Mouse pulled her hand away and stuffed nearly four bites’ worth into her mouth at once. She immediately fell to coughing and Anne had to help her clean herself up. She tried the spelling game again, B – R – E – A – D, to no avail.
After Anne was able to eat half her own sandwich and Mouse ate all of her own, the little girl jumped to her feet and ran off toward the garden. “Mouse!” Anne admonished, scrambling after her.
She was too late. With a crash that Anne felt in her bones, the rake went flying and the little girl tipped over the water bucket, running straight into the faucet. More surprised than anything else, she opened her mouth in a wordless yell of fury.
Anne knelt in the mud and water, and spelled, “W – A – T – E – R.” Mouse pulled away angrily and slapped her arm, aiming, Anne knew, for her face. Anne grabbed her hand again, annoyed. “W – A – T – E – R,” the letters went.
Mouse froze. Her stubby fingers clenched and then her palm flattenened commandingly. Anne felt a chill. She spelled the letters again. W – A – T… Mouse grabbed at her hand wildly and spelled, haltingly, W – A – T – R. Anne shook her head, intent, and spelled W – A – T – E – R. She was so focused she didn’t hear her employer until he stood between Anne and the sun, casting a long shadow on the both of them as they knelt in the soupy muck.
“Miss Sullivan, what are you doing?” he demanded angrily.

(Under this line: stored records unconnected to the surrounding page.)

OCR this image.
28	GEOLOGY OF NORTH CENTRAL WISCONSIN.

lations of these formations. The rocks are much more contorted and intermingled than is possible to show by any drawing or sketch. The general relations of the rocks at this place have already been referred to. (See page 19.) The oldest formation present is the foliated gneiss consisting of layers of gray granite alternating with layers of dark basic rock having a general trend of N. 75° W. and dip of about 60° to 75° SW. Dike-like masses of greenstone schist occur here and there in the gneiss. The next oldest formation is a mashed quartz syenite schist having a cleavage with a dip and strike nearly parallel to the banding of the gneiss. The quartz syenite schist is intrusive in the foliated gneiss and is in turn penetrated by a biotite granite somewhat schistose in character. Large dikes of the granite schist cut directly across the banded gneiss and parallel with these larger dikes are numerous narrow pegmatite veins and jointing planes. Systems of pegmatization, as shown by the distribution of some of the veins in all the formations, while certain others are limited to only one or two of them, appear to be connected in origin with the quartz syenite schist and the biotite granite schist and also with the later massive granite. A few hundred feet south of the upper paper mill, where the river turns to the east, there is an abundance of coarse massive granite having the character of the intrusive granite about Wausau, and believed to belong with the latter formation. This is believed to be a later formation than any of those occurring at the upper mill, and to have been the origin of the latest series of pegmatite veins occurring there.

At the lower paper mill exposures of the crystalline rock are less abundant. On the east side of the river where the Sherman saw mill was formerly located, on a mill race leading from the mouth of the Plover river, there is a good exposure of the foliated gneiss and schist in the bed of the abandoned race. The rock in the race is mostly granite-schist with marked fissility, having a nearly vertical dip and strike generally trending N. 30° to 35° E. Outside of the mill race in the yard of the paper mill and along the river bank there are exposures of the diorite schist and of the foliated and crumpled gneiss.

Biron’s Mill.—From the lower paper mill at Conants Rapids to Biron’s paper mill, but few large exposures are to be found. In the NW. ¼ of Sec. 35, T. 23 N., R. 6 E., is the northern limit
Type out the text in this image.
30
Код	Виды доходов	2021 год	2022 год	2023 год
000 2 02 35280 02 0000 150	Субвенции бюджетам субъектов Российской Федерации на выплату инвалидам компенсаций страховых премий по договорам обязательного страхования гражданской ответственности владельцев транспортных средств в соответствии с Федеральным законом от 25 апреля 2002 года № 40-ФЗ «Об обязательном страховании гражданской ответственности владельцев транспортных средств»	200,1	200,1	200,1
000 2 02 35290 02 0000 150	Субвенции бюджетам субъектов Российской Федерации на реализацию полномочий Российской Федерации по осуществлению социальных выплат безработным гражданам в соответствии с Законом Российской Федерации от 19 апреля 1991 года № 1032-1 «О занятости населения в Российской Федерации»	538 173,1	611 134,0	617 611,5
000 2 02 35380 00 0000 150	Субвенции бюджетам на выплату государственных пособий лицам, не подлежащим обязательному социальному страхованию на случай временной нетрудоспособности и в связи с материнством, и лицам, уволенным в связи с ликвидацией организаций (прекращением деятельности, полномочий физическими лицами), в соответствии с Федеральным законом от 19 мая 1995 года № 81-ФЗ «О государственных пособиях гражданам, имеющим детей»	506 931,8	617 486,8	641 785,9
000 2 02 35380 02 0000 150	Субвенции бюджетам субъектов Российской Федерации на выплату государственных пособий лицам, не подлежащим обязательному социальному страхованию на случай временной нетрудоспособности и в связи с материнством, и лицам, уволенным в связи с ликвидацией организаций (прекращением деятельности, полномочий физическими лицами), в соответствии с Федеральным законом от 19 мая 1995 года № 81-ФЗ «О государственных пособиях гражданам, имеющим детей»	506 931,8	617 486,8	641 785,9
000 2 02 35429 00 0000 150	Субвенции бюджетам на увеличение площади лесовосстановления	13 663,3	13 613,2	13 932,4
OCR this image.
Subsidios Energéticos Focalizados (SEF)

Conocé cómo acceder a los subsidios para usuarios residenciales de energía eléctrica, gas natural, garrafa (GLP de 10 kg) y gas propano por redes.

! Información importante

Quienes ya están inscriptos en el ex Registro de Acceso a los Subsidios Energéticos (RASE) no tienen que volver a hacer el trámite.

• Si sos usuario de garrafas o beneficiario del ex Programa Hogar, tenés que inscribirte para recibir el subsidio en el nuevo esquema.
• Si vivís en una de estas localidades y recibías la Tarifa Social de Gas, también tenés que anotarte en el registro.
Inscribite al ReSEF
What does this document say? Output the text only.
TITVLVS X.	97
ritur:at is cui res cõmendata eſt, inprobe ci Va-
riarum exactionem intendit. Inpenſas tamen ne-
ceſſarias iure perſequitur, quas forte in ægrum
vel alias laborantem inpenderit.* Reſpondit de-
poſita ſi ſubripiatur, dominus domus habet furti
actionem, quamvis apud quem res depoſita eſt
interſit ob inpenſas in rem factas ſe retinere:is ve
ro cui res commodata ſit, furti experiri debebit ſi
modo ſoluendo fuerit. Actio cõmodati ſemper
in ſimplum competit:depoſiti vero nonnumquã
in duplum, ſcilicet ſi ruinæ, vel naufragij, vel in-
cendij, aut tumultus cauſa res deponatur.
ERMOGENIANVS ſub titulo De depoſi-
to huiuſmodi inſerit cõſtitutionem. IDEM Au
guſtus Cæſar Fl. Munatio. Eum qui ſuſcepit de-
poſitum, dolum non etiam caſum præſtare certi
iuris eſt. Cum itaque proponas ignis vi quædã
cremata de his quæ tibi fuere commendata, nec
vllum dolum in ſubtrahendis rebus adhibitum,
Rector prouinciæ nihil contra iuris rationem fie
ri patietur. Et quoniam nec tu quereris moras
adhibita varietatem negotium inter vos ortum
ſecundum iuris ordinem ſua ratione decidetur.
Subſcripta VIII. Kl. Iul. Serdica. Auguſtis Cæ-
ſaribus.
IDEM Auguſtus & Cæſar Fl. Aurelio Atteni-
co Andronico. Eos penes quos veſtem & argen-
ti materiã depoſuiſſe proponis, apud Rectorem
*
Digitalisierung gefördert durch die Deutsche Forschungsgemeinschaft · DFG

“I think it’s working!” she cried, looking up at him with a wild exhultation surging through her. Mouse, by some movement in the air or the sudden coolness on her face from the shade, reached out and planted a mud-spattered hand on her father’s trouser leg.
Anne, rather than admonish her, grabbed her hand and spelled out, “F – A – T – H – E – R.”
Mouse grabbed Anne’s hand and spelled it back, getting it right on the first try.
“Mr. Keller! It’s working! Helen is learning!” Anne crowed, as Mrs. Keller, listening from under the awning burst into tears. “She’s spelled ‘Father!’”
(Author’s Note: This is my first try at historical fiction. It is based on research done on works by Helen Keller and Anne Sullivan.)